When his brother hung up, Bryce stared at the phone receiver for a long minute, before laying it back in its cradle.
Family could really make you nuts.
Lily opened the back door and waved a kitchen towel at the roiling cloud of black smoke lifting from her stovetop. The smoke and the scent of charred steak flew out into the yard to dissipate in the soft, evening wind.
“A good thing your neighbors are used to you, Lily,” she muttered. “Or there’d be a f
ire truck pulling up in your driveway right about now.”
Her eyes stinging, she kept waving the towel in the smoky kitchen, chasing the last of the billowing black clouds out the open doorway. Disgusted with herself, she shot an angry glare at the now warped broiler pan, sitting atop her stove. And on that pan was what was left of her filet mignon, now about the size, color and consistency of a charcoal briquette.
“So much for dinner,” she muttered and tossed the kitchen towel onto the table. She pulled out a chair and sat down heavily.
From the living room came the soft sounds of smooth jazz, drifting from her stereo as cool and haunting as the evening breeze sliding down off the mountain. Through the open kitchen window, she could hear her next-door neighbors laughing and talking as they barbecued what smelled like heaven. And here, in chez Cunningham, she thought with a sigh, one tasty baloney sandwich coming right up.
But she wasn’t even hungry.
Her stomach was twisted into so many knots, Lily was fairly sure she wouldn’t be able to choke down a bite of food. By trying to prepare a steak, she’d been trying to convince herself that everything was normal. As it should be. But it was pointless.

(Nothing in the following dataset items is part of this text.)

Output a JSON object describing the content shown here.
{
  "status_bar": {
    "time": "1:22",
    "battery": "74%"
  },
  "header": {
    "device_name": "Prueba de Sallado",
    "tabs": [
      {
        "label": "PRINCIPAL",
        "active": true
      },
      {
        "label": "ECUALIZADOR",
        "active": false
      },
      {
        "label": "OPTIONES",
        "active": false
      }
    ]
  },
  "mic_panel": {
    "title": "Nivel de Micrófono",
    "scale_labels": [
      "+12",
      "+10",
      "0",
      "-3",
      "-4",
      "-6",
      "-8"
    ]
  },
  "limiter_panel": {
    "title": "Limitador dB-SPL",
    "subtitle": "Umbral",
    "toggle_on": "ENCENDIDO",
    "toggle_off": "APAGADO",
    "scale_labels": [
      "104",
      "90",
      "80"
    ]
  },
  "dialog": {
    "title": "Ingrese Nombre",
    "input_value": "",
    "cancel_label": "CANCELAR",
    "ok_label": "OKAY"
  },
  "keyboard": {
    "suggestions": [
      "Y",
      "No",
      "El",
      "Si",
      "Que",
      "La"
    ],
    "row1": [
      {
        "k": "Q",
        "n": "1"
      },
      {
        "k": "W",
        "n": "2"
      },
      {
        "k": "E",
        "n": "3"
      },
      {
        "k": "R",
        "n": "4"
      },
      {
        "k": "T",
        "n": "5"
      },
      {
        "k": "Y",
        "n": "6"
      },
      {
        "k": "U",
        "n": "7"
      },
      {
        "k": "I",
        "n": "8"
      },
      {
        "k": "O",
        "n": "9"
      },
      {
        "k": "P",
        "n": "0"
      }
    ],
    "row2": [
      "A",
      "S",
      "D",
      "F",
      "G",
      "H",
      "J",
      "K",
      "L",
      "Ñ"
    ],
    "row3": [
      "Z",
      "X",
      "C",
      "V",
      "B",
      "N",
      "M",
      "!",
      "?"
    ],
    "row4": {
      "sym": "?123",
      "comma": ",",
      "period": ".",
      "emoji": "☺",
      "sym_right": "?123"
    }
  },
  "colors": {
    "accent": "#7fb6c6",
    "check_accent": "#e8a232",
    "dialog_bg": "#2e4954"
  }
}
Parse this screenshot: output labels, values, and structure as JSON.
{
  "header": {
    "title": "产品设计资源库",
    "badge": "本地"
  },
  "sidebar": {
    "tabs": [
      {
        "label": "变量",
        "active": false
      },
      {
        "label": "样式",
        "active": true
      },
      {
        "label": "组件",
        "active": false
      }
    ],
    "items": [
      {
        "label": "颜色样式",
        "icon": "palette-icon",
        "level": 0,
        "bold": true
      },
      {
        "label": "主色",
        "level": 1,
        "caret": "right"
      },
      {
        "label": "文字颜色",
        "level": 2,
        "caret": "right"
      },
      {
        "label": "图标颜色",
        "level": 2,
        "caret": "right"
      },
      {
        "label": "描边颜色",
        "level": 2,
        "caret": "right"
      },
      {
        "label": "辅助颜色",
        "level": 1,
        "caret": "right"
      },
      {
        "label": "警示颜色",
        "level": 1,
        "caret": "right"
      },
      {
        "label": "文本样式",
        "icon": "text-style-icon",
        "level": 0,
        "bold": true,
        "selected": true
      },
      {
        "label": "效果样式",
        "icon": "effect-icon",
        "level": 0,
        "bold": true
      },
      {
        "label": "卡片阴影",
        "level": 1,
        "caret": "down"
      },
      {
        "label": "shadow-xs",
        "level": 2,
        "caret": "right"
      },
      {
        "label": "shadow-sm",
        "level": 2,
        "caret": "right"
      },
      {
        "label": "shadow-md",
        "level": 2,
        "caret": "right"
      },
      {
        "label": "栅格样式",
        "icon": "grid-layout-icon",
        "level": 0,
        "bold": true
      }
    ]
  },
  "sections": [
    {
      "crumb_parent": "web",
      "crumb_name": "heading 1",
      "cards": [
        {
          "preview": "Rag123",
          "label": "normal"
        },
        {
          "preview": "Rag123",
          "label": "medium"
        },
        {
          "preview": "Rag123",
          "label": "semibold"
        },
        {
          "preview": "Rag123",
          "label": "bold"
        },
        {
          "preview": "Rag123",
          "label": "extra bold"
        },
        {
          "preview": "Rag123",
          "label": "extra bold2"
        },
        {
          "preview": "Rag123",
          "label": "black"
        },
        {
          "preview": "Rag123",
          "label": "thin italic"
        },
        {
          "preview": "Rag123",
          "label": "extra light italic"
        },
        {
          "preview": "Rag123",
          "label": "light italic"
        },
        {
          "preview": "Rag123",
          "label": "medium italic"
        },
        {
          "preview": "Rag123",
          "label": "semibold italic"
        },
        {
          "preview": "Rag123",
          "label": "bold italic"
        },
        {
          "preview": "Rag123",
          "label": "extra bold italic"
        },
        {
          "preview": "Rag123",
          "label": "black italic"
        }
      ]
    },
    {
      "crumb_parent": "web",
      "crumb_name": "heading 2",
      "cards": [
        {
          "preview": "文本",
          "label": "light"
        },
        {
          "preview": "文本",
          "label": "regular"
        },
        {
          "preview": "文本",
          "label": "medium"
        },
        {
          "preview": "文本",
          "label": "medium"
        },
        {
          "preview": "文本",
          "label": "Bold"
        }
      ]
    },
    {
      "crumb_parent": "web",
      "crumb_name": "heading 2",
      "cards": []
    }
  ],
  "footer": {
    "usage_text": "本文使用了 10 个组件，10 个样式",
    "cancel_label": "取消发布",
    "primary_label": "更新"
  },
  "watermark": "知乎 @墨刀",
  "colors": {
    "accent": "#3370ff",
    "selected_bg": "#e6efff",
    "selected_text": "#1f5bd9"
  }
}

What was the use of lying to yourself?
Her world wasn’t normal.
And it probably never would be again.
Ever since leaving Myrtle’s house, she’d been remembering Ron. Standing beside him in the shade of the old trees, she’d almost been able to feel his confusion. His indecision.
Her heart ached at the memory, and she felt foolish. For heaven’s sake, she’d known going into this that Ron didn’t—wouldn’t—love her. His loyalty, his affection, were still with the woman he’d married and lost.
Nothing had changed.
So why, then, did she feel so…disappointed?
“Lily?”
A deep, familiar voice called her name, and everything in her quickened. Her pulse skipped happily, and her heartbeat thundered in her ears. Apparently, knowing that you were being foolish wasn’t enough to correct the situation.
She straightened up in her chair and shot a look at the empty doorway leading to the living room and the open front door beyond. Lily was already pushing up from her chair when Ron’s voice came again.